I am nearing the end of her program as I write this and while I still feel some overwhelm and confusion about what the heck I am doing with this business, I've released my anxiety and doubts about it. Morgana taught me that we manifest what we do, not what we think. Which is why simply thinking happy thought won't manifest your desires, you have to take action and show up for your highest self through consistent aligned action. Sometimes its hard to show up for my highest self every day as I can still hear the toxic patterns from my past whispering words I now realize aren't really me and I am slowly releasing them day by day.
"Everything is happening at exactly the right time."

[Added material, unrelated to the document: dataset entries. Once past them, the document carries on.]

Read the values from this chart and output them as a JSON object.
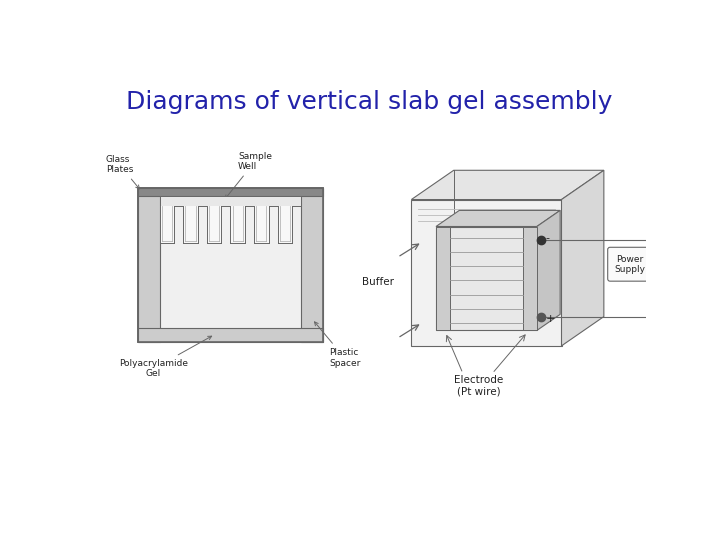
{
  "title": "Diagrams of vertical slab gel assembly",
  "title_color": "#2222aa",
  "title_fontsize": 18,
  "title_fontstyle": "normal",
  "title_fontweight": "normal",
  "bg_color": "#ffffff",
  "line_color": "#666666",
  "fill_light": "#e8e8e8",
  "fill_med": "#cccccc",
  "fill_dark": "#aaaaaa",
  "labels": {
    "glass_plates": "Glass\nPlates",
    "sample_well": "Sample\nWell",
    "polyacrylamide": "Polyacrylamide\nGel",
    "plastic_spacer": "Plastic\nSpacer",
    "buffer": "Buffer",
    "electrode": "Electrode\n(Pt wire)",
    "power_supply": "Power\nSupply",
    "minus": "-",
    "plus": "+"
  }
}
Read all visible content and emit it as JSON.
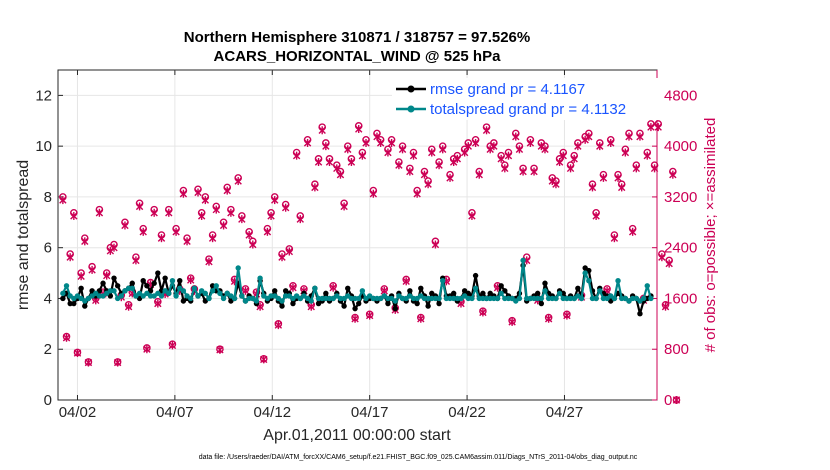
{
  "chart_data": {
    "type": "line",
    "title_line1": "Northern Hemisphere 310871 / 318757 = 97.526%",
    "title_line2": "ACARS_HORIZONTAL_WIND @ 525 hPa",
    "xlabel": "Apr.01,2011 00:00:00 start",
    "ylabel_left": "rmse and totalspread",
    "ylabel_right": "# of obs: o=possible; ×=assimilated",
    "xlim": [
      1,
      31.75
    ],
    "ylim_left": [
      0,
      13
    ],
    "ylim_right": [
      0,
      5200
    ],
    "x_ticks": [
      2,
      7,
      12,
      17,
      22,
      27
    ],
    "x_tick_labels": [
      "04/02",
      "04/07",
      "04/12",
      "04/17",
      "04/22",
      "04/27"
    ],
    "y_ticks_left": [
      0,
      2,
      4,
      6,
      8,
      10,
      12
    ],
    "y_tick_labels_left": [
      "0",
      "2",
      "4",
      "6",
      "8",
      "10",
      "12"
    ],
    "y_ticks_right": [
      0,
      800,
      1600,
      2400,
      3200,
      4000,
      4800
    ],
    "y_tick_labels_right": [
      "0",
      "800",
      "1600",
      "2400",
      "3200",
      "4000",
      "4800"
    ],
    "grid": true,
    "footnote": "data file: /Users/raeder/DAI/ATM_forcXX/CAM6_setup/f.e21.FHIST_BGC.f09_025.CAM6assim.011/Diags_NTrS_2011-04/obs_diag_output.nc",
    "series": [
      {
        "name": "rmse grand pr = 4.1167",
        "color": "#000000",
        "marker": "circle",
        "values": [
          4.0,
          4.2,
          3.8,
          3.8,
          4.0,
          4.4,
          3.7,
          4.0,
          4.3,
          4.1,
          4.3,
          4.6,
          4.3,
          4.1,
          4.8,
          4.5,
          4.2,
          4.3,
          4.4,
          4.6,
          4.1,
          4.0,
          4.7,
          4.5,
          4.3,
          4.6,
          5.0,
          4.3,
          4.8,
          4.2,
          4.5,
          4.2,
          4.7,
          3.9,
          4.0,
          3.9,
          4.4,
          4.1,
          4.2,
          3.9,
          4.0,
          4.5,
          4.3,
          4.3,
          4.1,
          4.2,
          3.9,
          4.0,
          4.6,
          4.1,
          3.9,
          4.1,
          4.0,
          3.8,
          4.7,
          4.2,
          3.9,
          4.0,
          4.3,
          3.9,
          3.7,
          4.3,
          4.2,
          3.8,
          4.0,
          4.0,
          4.2,
          3.9,
          4.1,
          4.4,
          3.8,
          3.9,
          4.2,
          3.9,
          4.0,
          4.2,
          3.9,
          3.7,
          4.4,
          4.1,
          3.6,
          3.8,
          4.1,
          3.9,
          4.0,
          4.0,
          3.9,
          4.0,
          4.1,
          3.8,
          4.1,
          3.6,
          4.2,
          4.0,
          3.9,
          4.3,
          3.9,
          3.8,
          4.4,
          4.1,
          3.7,
          4.2,
          4.1,
          3.8,
          4.8,
          4.1,
          4.1,
          4.2,
          3.9,
          4.0,
          4.3,
          4.2,
          4.1,
          4.9,
          4.1,
          4.2,
          4.0,
          4.2,
          4.1,
          4.0,
          4.5,
          4.3,
          4.1,
          4.0,
          4.0,
          4.2,
          5.3,
          3.9,
          4.0,
          4.1,
          4.2,
          3.8,
          4.6,
          4.2,
          4.1,
          4.0,
          4.3,
          4.2,
          4.0,
          4.1,
          4.0,
          4.4,
          4.1,
          5.2,
          5.1,
          4.3,
          4.0,
          4.4,
          4.2,
          4.1,
          3.9,
          4.0,
          4.2,
          4.1,
          4.0,
          3.9,
          4.1,
          4.0,
          3.4,
          3.9,
          4.0,
          4.1
        ]
      },
      {
        "name": "totalspread grand pr = 4.1132",
        "color": "#00878a",
        "marker": "circle",
        "values": [
          4.2,
          4.5,
          4.1,
          4.0,
          4.1,
          4.0,
          3.9,
          4.0,
          4.1,
          4.2,
          4.1,
          4.1,
          4.2,
          4.3,
          4.3,
          4.0,
          4.1,
          4.3,
          4.4,
          4.4,
          4.1,
          4.2,
          4.1,
          4.2,
          4.1,
          4.1,
          4.2,
          4.1,
          4.3,
          4.2,
          4.7,
          4.1,
          4.4,
          4.3,
          4.1,
          4.0,
          4.4,
          4.1,
          4.3,
          4.2,
          4.0,
          4.3,
          4.5,
          4.2,
          4.0,
          4.2,
          4.1,
          4.0,
          5.2,
          4.1,
          3.9,
          4.0,
          4.0,
          3.9,
          4.8,
          4.1,
          4.0,
          4.1,
          4.1,
          4.0,
          3.9,
          4.1,
          4.1,
          4.0,
          4.1,
          4.0,
          4.1,
          4.0,
          3.9,
          4.4,
          4.0,
          4.0,
          4.0,
          4.0,
          4.0,
          4.1,
          4.0,
          4.0,
          4.1,
          4.0,
          4.0,
          4.0,
          4.3,
          4.0,
          4.1,
          4.0,
          4.0,
          4.0,
          4.1,
          4.0,
          4.0,
          3.9,
          4.1,
          4.0,
          4.0,
          4.1,
          4.0,
          4.0,
          4.1,
          4.0,
          4.0,
          4.0,
          4.0,
          4.0,
          4.7,
          4.0,
          4.0,
          4.0,
          4.0,
          4.0,
          4.1,
          4.0,
          4.0,
          4.4,
          4.0,
          4.0,
          4.0,
          4.0,
          4.0,
          4.0,
          4.2,
          4.0,
          4.0,
          4.0,
          3.9,
          4.0,
          5.5,
          4.0,
          4.0,
          4.0,
          4.0,
          4.0,
          4.3,
          4.0,
          4.0,
          4.0,
          4.2,
          4.0,
          4.0,
          4.0,
          4.0,
          4.1,
          4.0,
          5.0,
          4.7,
          4.0,
          4.0,
          4.3,
          4.0,
          4.0,
          4.1,
          4.0,
          4.7,
          4.0,
          4.0,
          3.9,
          4.0,
          4.0,
          3.9,
          4.0,
          4.5,
          4.0
        ]
      },
      {
        "name": "possible",
        "color": "#cc0055",
        "marker": "o",
        "axis": "right",
        "values": [
          3200,
          1000,
          2300,
          2950,
          750,
          2000,
          2550,
          600,
          2100,
          1600,
          3000,
          1700,
          2000,
          2400,
          2450,
          600,
          1650,
          2800,
          1500,
          1700,
          2250,
          3100,
          2700,
          820,
          1850,
          3000,
          1550,
          2600,
          1700,
          3000,
          880,
          2700,
          1750,
          3300,
          2550,
          1920,
          1750,
          3320,
          2950,
          3200,
          2220,
          2600,
          3050,
          800,
          2800,
          3350,
          3000,
          1900,
          3500,
          2900,
          1750,
          2650,
          2500,
          1700,
          1500,
          650,
          2700,
          2950,
          3200,
          1200,
          2300,
          3080,
          2380,
          1800,
          3900,
          2900,
          1750,
          4100,
          1500,
          3400,
          3800,
          4300,
          4050,
          3800,
          1800,
          3700,
          3600,
          3100,
          4000,
          3800,
          1300,
          4320,
          3900,
          4100,
          1350,
          3300,
          4200,
          4100,
          1750,
          3950,
          4100,
          1450,
          3750,
          4000,
          1900,
          3650,
          3900,
          3300,
          1300,
          3600,
          3450,
          3950,
          2500,
          3750,
          4000,
          1900,
          3550,
          3800,
          3850,
          1550,
          3950,
          4050,
          2950,
          4100,
          3600,
          1400,
          4300,
          4000,
          4050,
          1800,
          3850,
          3700,
          3900,
          1250,
          4200,
          4000,
          3650,
          2250,
          4100,
          3650,
          1600,
          4050,
          4000,
          1300,
          3500,
          3450,
          3800,
          3900,
          1350,
          3700,
          3850,
          4050,
          1650,
          4150,
          4200,
          3400,
          2950,
          4050,
          3550,
          1750,
          4100,
          2600,
          3550,
          3400,
          3950,
          4200,
          2700,
          3700,
          4200,
          1600,
          3900,
          4350,
          3700,
          4350,
          2300,
          1500,
          2200,
          3600,
          0
        ]
      },
      {
        "name": "assimilated",
        "color": "#cc0055",
        "marker": "x",
        "axis": "right",
        "values": [
          3150,
          980,
          2250,
          2900,
          740,
          1950,
          2500,
          590,
          2050,
          1570,
          2950,
          1670,
          1960,
          2350,
          2400,
          590,
          1620,
          2750,
          1470,
          1680,
          2200,
          3050,
          2650,
          800,
          1820,
          2950,
          1520,
          2550,
          1670,
          2950,
          860,
          2650,
          1720,
          3250,
          2500,
          1890,
          1720,
          3270,
          2900,
          3150,
          2180,
          2550,
          3000,
          790,
          2750,
          3300,
          2950,
          1870,
          3450,
          2850,
          1720,
          2600,
          2450,
          1670,
          1470,
          640,
          2650,
          2900,
          3150,
          1180,
          2250,
          3030,
          2340,
          1770,
          3850,
          2850,
          1720,
          4050,
          1470,
          3350,
          3750,
          4250,
          4000,
          3750,
          1770,
          3650,
          3550,
          3050,
          3950,
          3750,
          1280,
          4270,
          3850,
          4050,
          1330,
          3250,
          4150,
          4050,
          1720,
          3900,
          4050,
          1420,
          3700,
          3950,
          1870,
          3600,
          3850,
          3250,
          1280,
          3550,
          3400,
          3900,
          2450,
          3700,
          3950,
          1870,
          3500,
          3750,
          3800,
          1520,
          3900,
          4000,
          2900,
          4050,
          3550,
          1380,
          4250,
          3950,
          4000,
          1770,
          3800,
          3650,
          3850,
          1230,
          4150,
          3950,
          3600,
          2200,
          4050,
          3600,
          1570,
          4000,
          3950,
          1280,
          3450,
          3400,
          3750,
          3850,
          1330,
          3650,
          3800,
          4000,
          1620,
          4100,
          4150,
          3350,
          2900,
          4000,
          3500,
          1720,
          4050,
          2550,
          3500,
          3350,
          3900,
          4150,
          2650,
          3650,
          4150,
          1570,
          3850,
          4300,
          3650,
          4300,
          2250,
          1470,
          2150,
          3550,
          0
        ]
      }
    ],
    "x_start": 1.25,
    "x_step": 0.1875
  }
}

As both an artist and entrepreneur I hear a lot of opinions and commentary about what I "should" be doing or what people think will sell etc. I think that was why I often felt so conflicted about what to make or do. Those voices kept me from taking action. I am learning how to return to my artistic roots and follow the beat of my own drum.
I've let go of the pressure I put on myself to define exactly what it is I do or make. I've decided that I will make whatever I feel called to at a certain moment, share it with the world, and in some cases list it for sale on my website. I am over trying to force it and feeling inclined to let it naturally develop and grow with what feels most in alignment for me. I trust in the divine timing of the universe to use me as a vessel of creativity and let it flow and pour out without resistance or doubt. No matter what I make, the intention behind it is always the same, intentions of lifting the vibrations of myself and others through blessings like color, joy, humor, novelty, and love. To put it simply, manifesting delight with aesthetics.
I am Joelle, an artist. I can be all of the things I want to be or call myself. I am a painter, a jewelry maker, a producer, a designer, a photographer, a film maker, a writer, a sculptor, a stylist, a sewer, a builder, a creator, a lover, a dreamer, a champion of outcasts and underdogs, an enthusiast of all creative forms of expression and I am here to tell you you can be whatever the heck you wanna be too...its up to you and nobody else.
The truth about being and artist is its not easy, but it can be if you simply surrender to the universe and just create what feels right to you.